Industry 4.0 in practice

Many companies are today already using technologies in line with the idea behind Industry 4.0. They are often just island solutions, but they are increasingly penetrating the industrial world.

Industry 4.0 is not just a research topic. Machinery and plant with embedded, interconnected systems (CPS) are already in widespread use in the industrial environment. Specific applications particularly include object monitoring in production processes and preventive maintenance of machinery and plant based on real-time data. The increasing connectivity of objects in production processes is also demonstrated by transport technologies and products capable of transmitting data – often using RFID (Radio Frequency Identification). Some companies are also already using CPS platforms to collate, process and analyse the data from the connected objects. So, many companies have started making the first steps towards connected production, and towards implementing unified data platforms. Mark Alexander Schulte, consultant and project manager with IDC, comments: “Even if the implementation is still in some cases in the pilot project or test phase, or restricted to individual production departments, companies are already gathering experience in the collection and analysis of data from connected production systems. That is a sound basis for the launch of more far-reaching Industry 4.0 initiatives within businesses.
” The applications of Industry 4.0 technologies are not restricted to manufacturing industries however. Digitisation and smart solutions have already proved their capabilities in sectors as diverse as container logistics and agriculture, and even in commercial laundries.

Combine harvester to tractor: Come in …

Agricultural machines that “talk” to each other? That sounds like futuristic fantasy, but has in fact already been turned into reality by “Farming 4.0”, a pilot project run by Deutsche Telekom in conjunction with the agricultural machinery manufacturer Claas: When a combine harvester detects that its grain tank is full, it automatically signals the fact. The tractor and trailer are made ready to empty the tank just in time. This avoids waiting times, optimises workflows and relieves staff of unnecessary stress. The machines are equipped with sensors which send data via a mobile communications link every second, providing the driver with real-time information on the status of the harvest.

The thinking laundry

The Kannegiesser company is employing Industry 4.0 technologies to make commercial laundries more intelligent. The washing process is optimised according to the energy price, the degree of soiling of the articles and the laundry’s available capacity – to achieve maximum hygiene, cut throughput times or minimise energy consumption. If heavily soiled laundry requiring disinfection is delivered, for example, the cleaning power is dramatically increased, though this does, within certain limits, entail an increase in energy consumption or longer throughput time.
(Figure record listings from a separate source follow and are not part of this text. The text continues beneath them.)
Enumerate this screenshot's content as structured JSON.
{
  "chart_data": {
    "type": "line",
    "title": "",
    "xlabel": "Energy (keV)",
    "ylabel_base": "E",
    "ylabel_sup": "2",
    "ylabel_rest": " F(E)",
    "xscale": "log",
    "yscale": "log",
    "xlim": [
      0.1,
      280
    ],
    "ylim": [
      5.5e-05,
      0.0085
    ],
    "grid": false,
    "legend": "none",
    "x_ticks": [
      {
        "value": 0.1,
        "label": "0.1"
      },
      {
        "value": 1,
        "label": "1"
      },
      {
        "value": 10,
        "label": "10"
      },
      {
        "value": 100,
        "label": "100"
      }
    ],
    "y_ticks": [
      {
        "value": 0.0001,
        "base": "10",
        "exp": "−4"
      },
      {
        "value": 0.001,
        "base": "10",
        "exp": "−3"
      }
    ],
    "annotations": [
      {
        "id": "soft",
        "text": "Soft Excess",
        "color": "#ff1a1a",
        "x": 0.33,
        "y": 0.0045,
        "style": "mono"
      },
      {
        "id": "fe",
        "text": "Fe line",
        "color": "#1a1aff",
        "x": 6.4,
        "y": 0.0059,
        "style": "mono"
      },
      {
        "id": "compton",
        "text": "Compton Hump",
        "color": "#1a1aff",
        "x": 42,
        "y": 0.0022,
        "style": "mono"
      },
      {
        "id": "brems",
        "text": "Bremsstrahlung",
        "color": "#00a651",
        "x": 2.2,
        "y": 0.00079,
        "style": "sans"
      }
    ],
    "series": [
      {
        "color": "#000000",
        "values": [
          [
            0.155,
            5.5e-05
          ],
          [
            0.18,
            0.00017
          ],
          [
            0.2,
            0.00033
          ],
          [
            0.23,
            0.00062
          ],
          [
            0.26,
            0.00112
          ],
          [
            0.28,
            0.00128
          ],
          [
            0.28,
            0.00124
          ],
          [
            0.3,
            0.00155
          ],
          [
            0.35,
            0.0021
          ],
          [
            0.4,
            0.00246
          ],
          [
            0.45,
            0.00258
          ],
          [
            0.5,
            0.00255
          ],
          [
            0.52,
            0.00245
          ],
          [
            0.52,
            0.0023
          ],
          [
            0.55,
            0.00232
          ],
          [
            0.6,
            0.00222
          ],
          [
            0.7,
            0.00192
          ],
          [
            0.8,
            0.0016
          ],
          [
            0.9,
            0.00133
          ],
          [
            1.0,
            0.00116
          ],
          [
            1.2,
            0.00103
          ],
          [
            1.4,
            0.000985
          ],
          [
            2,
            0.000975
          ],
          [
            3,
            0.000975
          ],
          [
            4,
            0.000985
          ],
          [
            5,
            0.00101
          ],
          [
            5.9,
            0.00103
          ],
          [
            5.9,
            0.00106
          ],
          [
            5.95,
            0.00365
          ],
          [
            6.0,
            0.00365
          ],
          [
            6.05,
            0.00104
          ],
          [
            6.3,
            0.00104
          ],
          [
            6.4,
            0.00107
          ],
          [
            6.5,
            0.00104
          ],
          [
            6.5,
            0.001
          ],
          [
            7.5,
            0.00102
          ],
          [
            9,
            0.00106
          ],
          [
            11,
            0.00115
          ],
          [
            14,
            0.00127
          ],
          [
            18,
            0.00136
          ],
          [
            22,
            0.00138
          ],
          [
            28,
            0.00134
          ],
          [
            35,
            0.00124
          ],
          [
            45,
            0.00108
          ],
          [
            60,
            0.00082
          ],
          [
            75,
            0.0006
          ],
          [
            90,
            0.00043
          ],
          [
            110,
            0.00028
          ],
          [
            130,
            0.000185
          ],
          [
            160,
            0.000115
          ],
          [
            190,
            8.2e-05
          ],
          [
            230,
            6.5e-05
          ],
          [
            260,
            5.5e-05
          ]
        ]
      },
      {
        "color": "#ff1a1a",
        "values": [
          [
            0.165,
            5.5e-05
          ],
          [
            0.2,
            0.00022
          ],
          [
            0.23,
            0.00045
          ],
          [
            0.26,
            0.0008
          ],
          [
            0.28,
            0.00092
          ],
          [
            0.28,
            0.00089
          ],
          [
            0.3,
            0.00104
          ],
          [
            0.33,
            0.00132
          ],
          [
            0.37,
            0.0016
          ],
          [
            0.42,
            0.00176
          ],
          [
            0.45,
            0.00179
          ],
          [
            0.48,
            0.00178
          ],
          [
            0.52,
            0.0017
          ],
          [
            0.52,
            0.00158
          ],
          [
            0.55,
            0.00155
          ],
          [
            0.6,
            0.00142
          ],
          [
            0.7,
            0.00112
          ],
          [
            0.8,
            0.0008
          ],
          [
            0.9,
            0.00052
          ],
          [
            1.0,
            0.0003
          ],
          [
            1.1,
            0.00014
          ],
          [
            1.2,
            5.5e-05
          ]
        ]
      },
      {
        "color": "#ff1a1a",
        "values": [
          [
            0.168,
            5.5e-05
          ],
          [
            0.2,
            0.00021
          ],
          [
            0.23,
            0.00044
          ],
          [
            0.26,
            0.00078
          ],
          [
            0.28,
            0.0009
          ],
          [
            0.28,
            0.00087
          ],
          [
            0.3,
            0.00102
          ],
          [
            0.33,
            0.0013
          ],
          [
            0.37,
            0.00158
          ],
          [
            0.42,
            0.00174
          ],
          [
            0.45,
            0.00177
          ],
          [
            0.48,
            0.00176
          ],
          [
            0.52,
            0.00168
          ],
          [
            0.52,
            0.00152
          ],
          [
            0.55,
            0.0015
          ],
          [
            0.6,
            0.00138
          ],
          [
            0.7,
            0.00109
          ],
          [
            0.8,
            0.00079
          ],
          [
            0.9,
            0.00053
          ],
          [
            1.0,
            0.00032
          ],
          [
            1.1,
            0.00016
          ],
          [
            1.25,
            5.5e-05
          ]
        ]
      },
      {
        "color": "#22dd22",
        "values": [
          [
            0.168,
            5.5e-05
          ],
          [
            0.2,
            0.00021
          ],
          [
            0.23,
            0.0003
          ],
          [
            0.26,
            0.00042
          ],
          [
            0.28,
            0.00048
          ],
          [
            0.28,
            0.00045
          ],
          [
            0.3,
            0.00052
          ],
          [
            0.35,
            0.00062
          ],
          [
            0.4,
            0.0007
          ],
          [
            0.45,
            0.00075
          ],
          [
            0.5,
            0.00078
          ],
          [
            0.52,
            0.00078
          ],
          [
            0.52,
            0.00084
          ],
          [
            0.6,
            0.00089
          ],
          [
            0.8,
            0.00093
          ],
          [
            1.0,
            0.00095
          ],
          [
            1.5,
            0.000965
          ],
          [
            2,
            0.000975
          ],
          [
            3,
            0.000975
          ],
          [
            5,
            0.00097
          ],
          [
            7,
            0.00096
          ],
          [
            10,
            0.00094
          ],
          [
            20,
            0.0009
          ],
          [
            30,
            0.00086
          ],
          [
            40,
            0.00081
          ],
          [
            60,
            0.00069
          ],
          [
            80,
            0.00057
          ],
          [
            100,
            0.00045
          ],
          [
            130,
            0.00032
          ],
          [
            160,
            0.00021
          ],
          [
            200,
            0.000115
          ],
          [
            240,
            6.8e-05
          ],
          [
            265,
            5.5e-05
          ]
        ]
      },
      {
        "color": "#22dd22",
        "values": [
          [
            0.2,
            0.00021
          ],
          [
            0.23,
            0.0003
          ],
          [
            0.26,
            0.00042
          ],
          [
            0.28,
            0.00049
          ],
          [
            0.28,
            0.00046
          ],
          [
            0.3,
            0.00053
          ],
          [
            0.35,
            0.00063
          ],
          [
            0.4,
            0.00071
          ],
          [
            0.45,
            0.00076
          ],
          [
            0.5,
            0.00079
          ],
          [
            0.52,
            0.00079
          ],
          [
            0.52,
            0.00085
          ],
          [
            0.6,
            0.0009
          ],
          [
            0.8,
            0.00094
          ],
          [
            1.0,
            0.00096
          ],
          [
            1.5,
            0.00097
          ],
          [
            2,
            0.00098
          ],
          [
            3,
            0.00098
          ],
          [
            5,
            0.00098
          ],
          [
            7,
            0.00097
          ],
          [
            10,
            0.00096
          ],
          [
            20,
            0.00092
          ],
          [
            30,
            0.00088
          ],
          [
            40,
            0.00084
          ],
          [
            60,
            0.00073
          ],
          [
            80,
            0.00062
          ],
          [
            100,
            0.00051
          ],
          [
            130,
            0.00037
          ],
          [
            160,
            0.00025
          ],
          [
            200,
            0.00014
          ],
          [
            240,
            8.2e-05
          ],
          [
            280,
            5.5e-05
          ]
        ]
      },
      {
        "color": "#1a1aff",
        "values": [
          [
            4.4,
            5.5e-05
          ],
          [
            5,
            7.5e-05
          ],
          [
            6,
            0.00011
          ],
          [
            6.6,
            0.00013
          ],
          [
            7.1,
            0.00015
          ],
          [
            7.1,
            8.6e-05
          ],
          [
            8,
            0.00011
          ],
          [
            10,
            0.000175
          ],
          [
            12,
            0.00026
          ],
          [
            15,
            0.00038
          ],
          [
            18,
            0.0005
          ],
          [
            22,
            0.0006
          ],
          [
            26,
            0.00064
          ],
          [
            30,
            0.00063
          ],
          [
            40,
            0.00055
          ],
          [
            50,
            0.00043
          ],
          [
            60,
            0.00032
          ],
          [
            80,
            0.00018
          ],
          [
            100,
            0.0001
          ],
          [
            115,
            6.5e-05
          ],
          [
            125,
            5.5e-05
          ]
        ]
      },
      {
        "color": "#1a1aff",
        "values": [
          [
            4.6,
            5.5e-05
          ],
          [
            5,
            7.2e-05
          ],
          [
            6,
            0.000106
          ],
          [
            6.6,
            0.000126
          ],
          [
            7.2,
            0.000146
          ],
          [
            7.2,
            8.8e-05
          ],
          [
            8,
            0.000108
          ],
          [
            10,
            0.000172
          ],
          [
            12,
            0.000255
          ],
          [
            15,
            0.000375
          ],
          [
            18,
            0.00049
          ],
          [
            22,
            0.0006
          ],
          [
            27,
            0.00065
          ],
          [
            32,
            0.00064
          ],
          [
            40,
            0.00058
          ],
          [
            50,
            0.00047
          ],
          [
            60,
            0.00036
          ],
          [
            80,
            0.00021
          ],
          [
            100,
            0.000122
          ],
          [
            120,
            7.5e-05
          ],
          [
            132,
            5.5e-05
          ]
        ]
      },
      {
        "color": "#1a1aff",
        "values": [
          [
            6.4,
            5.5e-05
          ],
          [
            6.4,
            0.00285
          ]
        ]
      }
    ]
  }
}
Parameters such as temperature, detergent dosage and wash time are then automatically adapted to the specific requirements.

Selling fruit when it is ripe

Fruit needs to get to market fresh and in good quality, with as little spoilage as possible on the way from the producer to the consumer. In the Smart Container developed by the University of Bremen, the cargo is identified by RFID technology, with sensor networks continuously monitoring the temperature in the container and the condition of the fruit. The container’s software is able to monitor and predict the fruit’s ripening progress in transit. This data can be used to bring fruit to market at just the right time, as well as to aid decision-making in the management of logistics processes.